Unless you’re a new fan, reviews of LOVE again are mostly apologetic, or else a begrudging acceptance of the album’s marked difference to Party Queen. Says LoKi of podcast Gaijin Kanpai: “I feel that she’s not relevant anymore, and she’s trying really hard to be relevant.” Replies Jaylee, “You got her trying to be relevant off this album?” It’s not difficult to see Hamasaki’s work in the past few years as insignificant, unless you’re Ayumi Hamasaki herself. Most of what the reigning Empress of Pop does is akin to public scrap-booking: if you don’t know who she’s dating, check out her latest promotional video. If you want to know who she’s been hanging out with, check out her latest promotional video. If you want to know what designers she’s been into lately, you get the idea. Her tweeting habit alone is enough to make her seem practically furious: is there a word for relevance that only exists because you’re so legendary, no one is allowed to say “no”? Or the sadness one feels at the spectacle of it all? There’s got to be one in German.
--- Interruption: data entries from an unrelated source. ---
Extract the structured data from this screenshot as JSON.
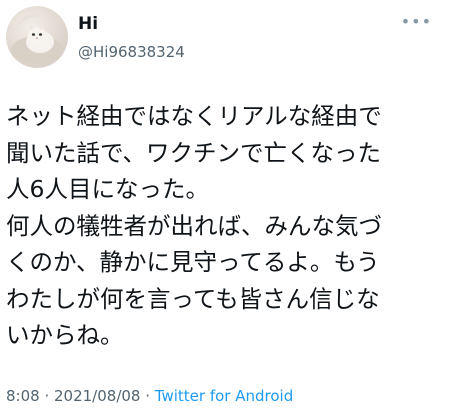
{
  "user": {
    "display_name": "Hi",
    "handle": "@Hi96838324"
  },
  "menu_icon": "more-horizontal-icon",
  "avatar_icon": "cat-photo-avatar",
  "tweet": {
    "text": "ネット経由ではなくリアルな経由で\n聞いた話で、ワクチンで亡くなった\n人6人目になった。\n何人の犠牲者が出れば、みんな気づ\nくのか、静かに見守ってるよ。もう\nわたしが何を言っても皆さん信じな\nいからね。",
    "time": "8:08",
    "separator1": " · ",
    "date": "2021/08/08",
    "separator2": " · ",
    "source": "Twitter for Android"
  },
  "colors": {
    "text": "#0f1419",
    "secondary": "#536471",
    "link": "#1d9bf0"
  }
}
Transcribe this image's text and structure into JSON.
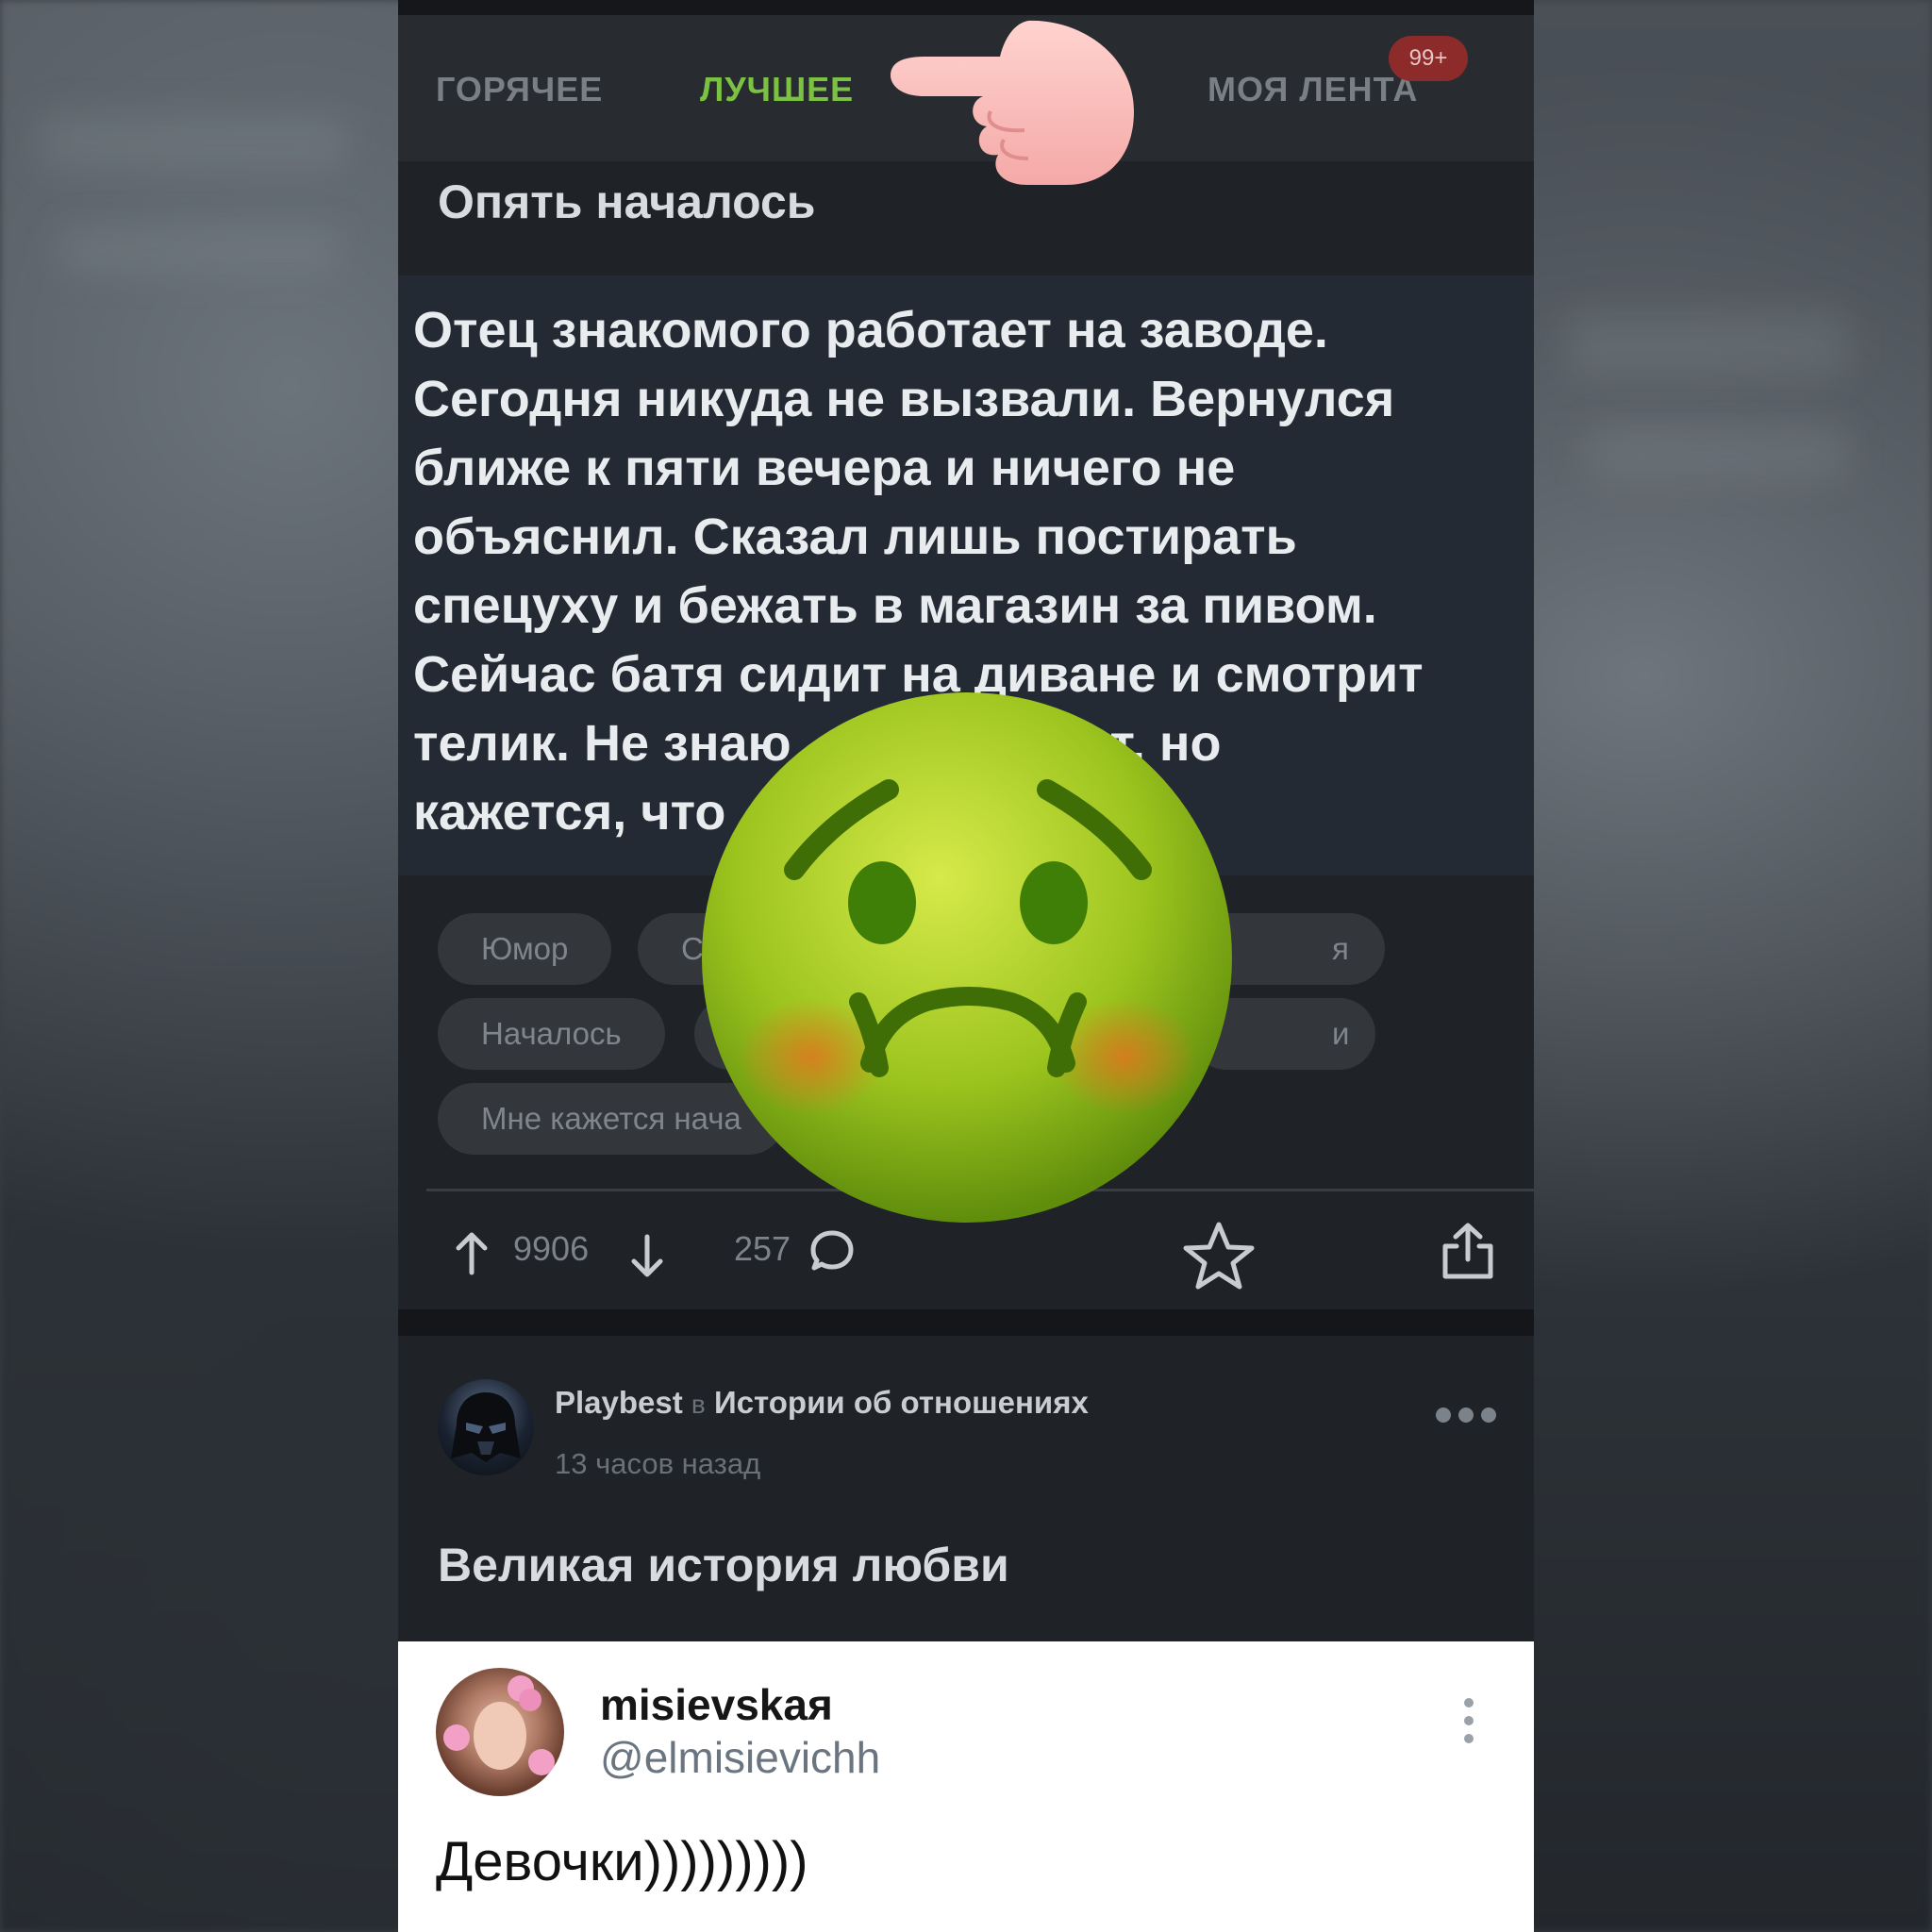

Then there’s the music itself. “Wake me up” is sort of a perfect album opener: like (miss)understood‘s “Bold & Delicious,” it doesn’t tread lightly. Unfortunately, we’re rolling back into the deep of Hamasaki’s psyche for much of the rest of LOVE again. There are standard piano ballads, peppy rock numbers, and edgier songs like “snowy kiss,” a newbie’s “evolution” with its crazy poly-drums. These are nothing more than brief deviations. “Bye-bye darling” seems lost, kind of like “Love song” on Love songs — from whence did this come, and where can one findeth more? When the song titles aren’t limp (“petal,” “glasses,” “snowy kiss,”), we get vague references to Ayu-specific events (“untitled for her… story 2”), that we feel we’re supposed to know something about, but really know nothing about. Does someone as famous as Hamasaki get to choose what is made public and what is kept private? Have we ever figured out why there’s so much mutual violence in the “You&Me” and “snowy kiss” videos, or is this Ayumi’s new normal? Increasingly, we have to resolve that we’re all kind of trapped in Hamasaki’s dream/reality, the type of thing that happens when you’re so famous you can’t leave the house, but you have a big budget to create fantastical music videos with your future husband that may or may not be allusions to real-life events or fabricated nonsense. They’re usually both.
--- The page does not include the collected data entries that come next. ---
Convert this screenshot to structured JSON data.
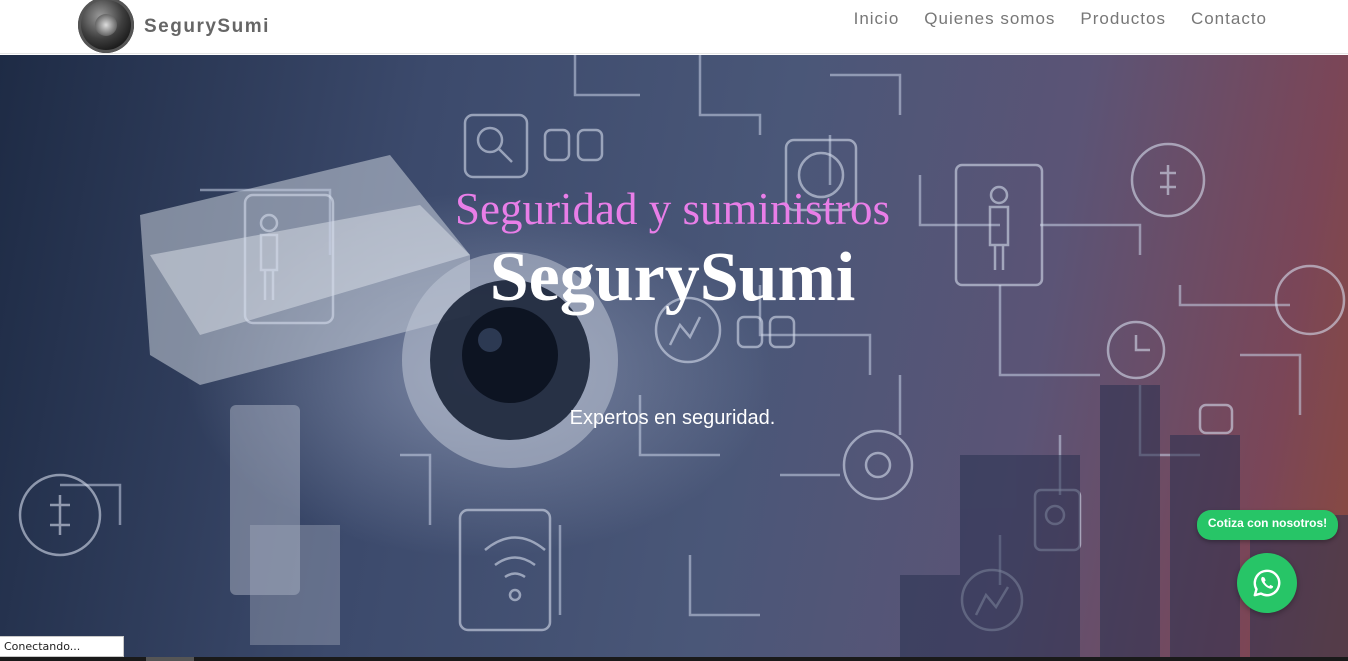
{
  "brand": {
    "name": "SegurySumi",
    "logo_icon": "vault-dial-icon"
  },
  "nav": {
    "items": [
      {
        "label": "Inicio"
      },
      {
        "label": "Quienes somos"
      },
      {
        "label": "Productos"
      },
      {
        "label": "Contacto"
      }
    ]
  },
  "hero": {
    "subtitle": "Seguridad y suministros",
    "title": "SegurySumi",
    "tagline": "Expertos en seguridad.",
    "background_icon": "security-camera-network-image"
  },
  "whatsapp": {
    "label": "Cotiza con nosotros!",
    "icon": "whatsapp-icon",
    "color": "#27c567"
  },
  "status_bar": {
    "text": "Conectando..."
  },
  "colors": {
    "subtitle": "#e97ee8",
    "title": "#ffffff",
    "nav_text": "#777777"
  }
}
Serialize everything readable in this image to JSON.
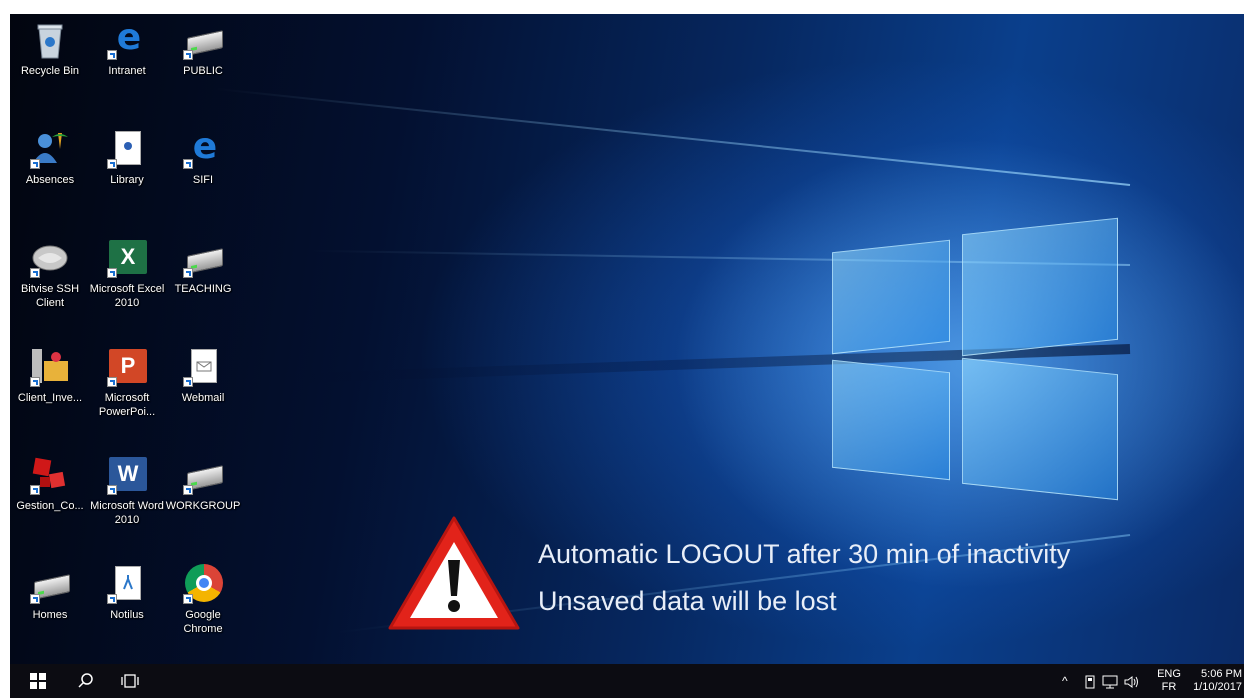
{
  "desktop": {
    "icons": [
      {
        "label": "Recycle Bin",
        "icon": "recycle-bin-icon"
      },
      {
        "label": "Intranet",
        "icon": "internet-explorer-icon"
      },
      {
        "label": "PUBLIC",
        "icon": "network-drive-icon"
      },
      {
        "label": "Absences",
        "icon": "absences-app-icon"
      },
      {
        "label": "Library",
        "icon": "library-doc-icon"
      },
      {
        "label": "SIFI",
        "icon": "internet-explorer-icon"
      },
      {
        "label": "Bitvise SSH Client",
        "icon": "bitvise-ssh-icon"
      },
      {
        "label": "Microsoft Excel 2010",
        "icon": "excel-icon"
      },
      {
        "label": "TEACHING",
        "icon": "network-drive-icon"
      },
      {
        "label": "Client_Inve...",
        "icon": "client-inventory-icon"
      },
      {
        "label": "Microsoft PowerPoi...",
        "icon": "powerpoint-icon"
      },
      {
        "label": "Webmail",
        "icon": "webmail-icon"
      },
      {
        "label": "Gestion_Co...",
        "icon": "gestion-icon"
      },
      {
        "label": "Microsoft Word 2010",
        "icon": "word-icon"
      },
      {
        "label": "WORKGROUP",
        "icon": "network-drive-icon"
      },
      {
        "label": "Homes",
        "icon": "network-drive-icon"
      },
      {
        "label": "Notilus",
        "icon": "notilus-icon"
      },
      {
        "label": "Google Chrome",
        "icon": "chrome-icon"
      }
    ]
  },
  "warning": {
    "line1": "Automatic LOGOUT after 30 min of inactivity",
    "line2": "Unsaved data will be lost",
    "icon": "warning-triangle-icon",
    "color": "#e2231a"
  },
  "taskbar": {
    "start_icon": "windows-start-icon",
    "search_icon": "search-icon",
    "task_view_icon": "task-view-icon",
    "tray": {
      "lang_top": "ENG",
      "lang_bottom": "FR",
      "time": "5:06 PM",
      "date": "1/10/2017"
    }
  },
  "colors": {
    "taskbar_bg": "#0c0c12",
    "wallpaper_glow": "#2f8ef0"
  }
}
People fall in love many times in one lifetime: with friends, strangers, trends, music, films, themselves. It’s just as easy to fall out, maybe easier when you fall too fast and feel too much. It’s a therapeutic process to put those emotions into your work or art, as long as you don’t dramatically milk the concept more than once. And so unlike Love song‘s first-time sincerity, LOVE again is simply exhausting without any of the reward. It’s not as easy the second time: we fear the inevitable doom, the end, the fresh ink on divorce papers. It’s never easy to make poor choices in front of 866,283 followers and live your life through ViVi diary entries, but it’s difficult to applaud sheer effort after 15 years of pop stardom, or to love simply as a consolation, because it’s familiar. As Hamasaki is learning, rather than loving, the primary struggle is being loved. Unfortunately, there are no hard and fast rules to overcoming loneliness. Erich Fromm recommends discipline, concentration, and patience. Ayumi would also like to suggest a helmet.